Emily Wardill
Things Keep Their Secrets

Emily Wardill: Things Keep Their Secrets. Photo: Thor Brødreskift. ©Bergen Kunsthall
Emily Wardill: Things Keep Their Secrets. Photo: Thor Brødreskift. © Bergen Kunsthall

Title: Things Keep Their Secrets
Published by: Bergen Kunsthall in collaboration with Motto, 2017
Edited by: Martin Clark, Emily Wardill
Text: Michael Marder og Kirsty Bell, samt en samtale mellom Martin Clark og Emily Wardill
Design: Pedro Nora (Portugal), noradesign.net
Language: English
Pages: 175
Price:300,- €32.00

Following Emily Wardill’s exhibition “Matt Black and Rat” at Bergen Kunsthall (20.1.-26.3.2017), we are pleased to present the publication Things Keep Their Secrets, published in collaboration with Motto. The book is extensive and multi-faceted by nature and includes both images and stills from the artist’s latest works, the unique fumages, manually inserted into each of the 750 copies – as well as two newly commissioned texts by philosopher Michael Marder and critic Kirsty Bell. A conversation between curator Martin Clark and the artist also runs through the book and binds it all together within a characteristic design, reflecting Wardill’s own presence in the process.

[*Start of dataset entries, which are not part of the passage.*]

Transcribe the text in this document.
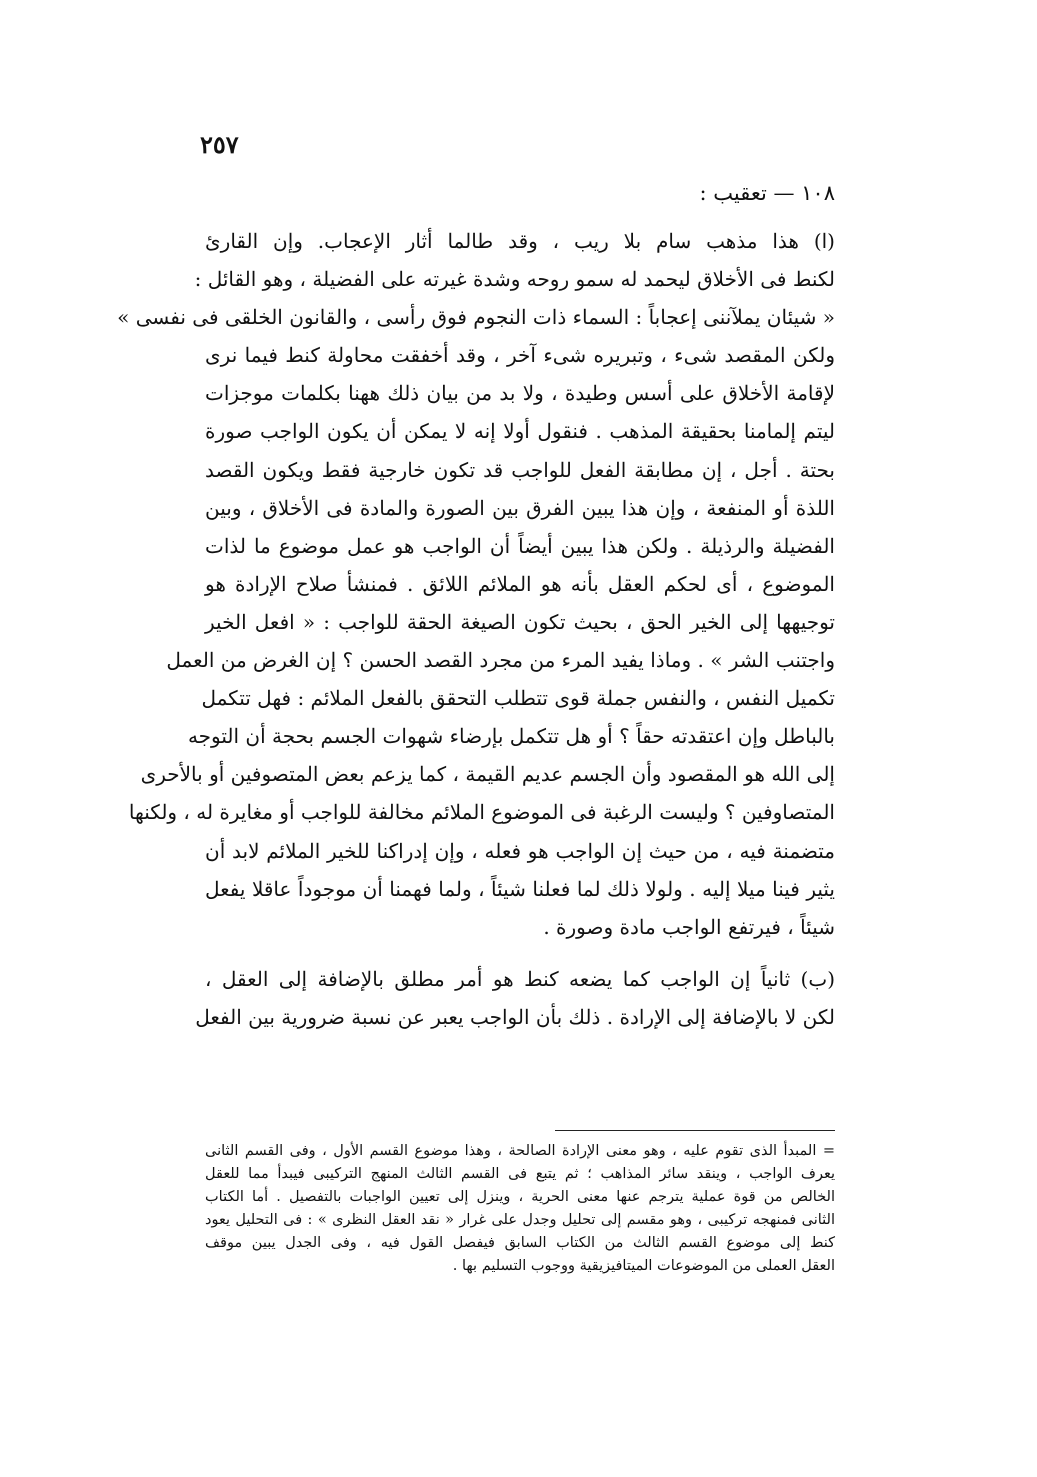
٢٥٧
١٠٨ — تعقيب :
(ا) هذا مذهب سام بلا ريب ، وقد طالما أثار الإعجاب. وإن القارئ
لكنط فى الأخلاق ليحمد له سمو روحه وشدة غيرته على الفضيلة ، وهو القائل :
« شيئان يملآننى إعجاباً : السماء ذات النجوم فوق رأسى ، والقانون الخلقى فى نفسى »
ولكن المقصد شىء ، وتبريره شىء آخر ، وقد أخفقت محاولة كنط فيما نرى
لإقامة الأخلاق على أسس وطيدة ، ولا بد من بيان ذلك ههنا بكلمات موجزات
ليتم إلمامنا بحقيقة المذهب . فنقول أولا إنه لا يمكن أن يكون الواجب صورة
بحتة . أجل ، إن مطابقة الفعل للواجب قد تكون خارجية فقط ويكون القصد
اللذة أو المنفعة ، وإن هذا يبين الفرق بين الصورة والمادة فى الأخلاق ، وبين
الفضيلة والرذيلة . ولكن هذا يبين أيضاً أن الواجب هو عمل موضوع ما لذات
الموضوع ، أى لحكم العقل بأنه هو الملائم اللائق . فمنشأ صلاح الإرادة هو
توجيهها إلى الخير الحق ، بحيث تكون الصيغة الحقة للواجب : « افعل الخير
واجتنب الشر » . وماذا يفيد المرء من مجرد القصد الحسن ؟ إن الغرض من العمل
تكميل النفس ، والنفس جملة قوى تتطلب التحقق بالفعل الملائم : فهل تتكمل
بالباطل وإن اعتقدته حقاً ؟ أو هل تتكمل بإرضاء شهوات الجسم بحجة أن التوجه
إلى الله هو المقصود وأن الجسم عديم القيمة ، كما يزعم بعض المتصوفين أو بالأحرى
المتصاوفين ؟ وليست الرغبة فى الموضوع الملائم مخالفة للواجب أو مغايرة له ، ولكنها
متضمنة فيه ، من حيث إن الواجب هو فعله ، وإن إدراكنا للخير الملائم لابد أن
يثير فينا ميلا إليه . ولولا ذلك لما فعلنا شيئاً ، ولما فهمنا أن موجوداً عاقلا يفعل
شيئاً ، فيرتفع الواجب مادة وصورة .
(ب) ثانياً إن الواجب كما يضعه كنط هو أمر مطلق بالإضافة إلى العقل ،
لكن لا بالإضافة إلى الإرادة . ذلك بأن الواجب يعبر عن نسبة ضرورية بين الفعل
= المبدأ الذى تقوم عليه ، وهو معنى الإرادة الصالحة ، وهذا موضوع القسم الأول ، وفى القسم الثانى
يعرف الواجب ، وينقد سائر المذاهب ؛ ثم يتبع فى القسم الثالث المنهج التركيبى فيبدأ مما للعقل
الخالص من قوة عملية يترجم عنها معنى الحرية ، وينزل إلى تعيين الواجبات بالتفصيل . أما الكتاب
الثانى فمنهجه تركيبى ، وهو مقسم إلى تحليل وجدل على غرار « نقد العقل النظرى » : فى التحليل يعود
كنط إلى موضوع القسم الثالث من الكتاب السابق فيفصل القول فيه ، وفى الجدل يبين موقف
العقل العملى من الموضوعات الميتافيزيقية ووجوب التسليم بها .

As an introduction to the complexities of the book, it starts with a facsimile of the academic paper “The French Dynamics of Risk Amplification and Attenuation in Context: A French Case Study”, written by the French anthropologists Marc Poumadère and Claire May in 2003. The study is a key reference for Emily Wardill’s film No Trace of Accelerator (2017), and describes a series of apparently spontaneous fires within the isolated French village of Moirans-en-Montagne in 1995-96. These mysterious fires resulted in both individual and social structural reactions in the small community, and these events form the focus of both the study and the artwork. However, where scientists Poumadére and May investigate the villagers’ patterns of action based on an anthropological method, and describe how the fire generated a phase of fear, panic and superstition, spread through the small community, Wardill employs the structure and psychology of horror to explore the physical, psychological and narrative implications of trying to “model” entities, energies or objects that are in constant flux. Filmed on a series of constructed, stylised sets with a cast of archetypal characters loosely based on the real protagonists, Wardill introduces the idea of fire as a chaotic and unpredictable object—a metaphor for various conditions of fear, instability, uncertainty, and horror.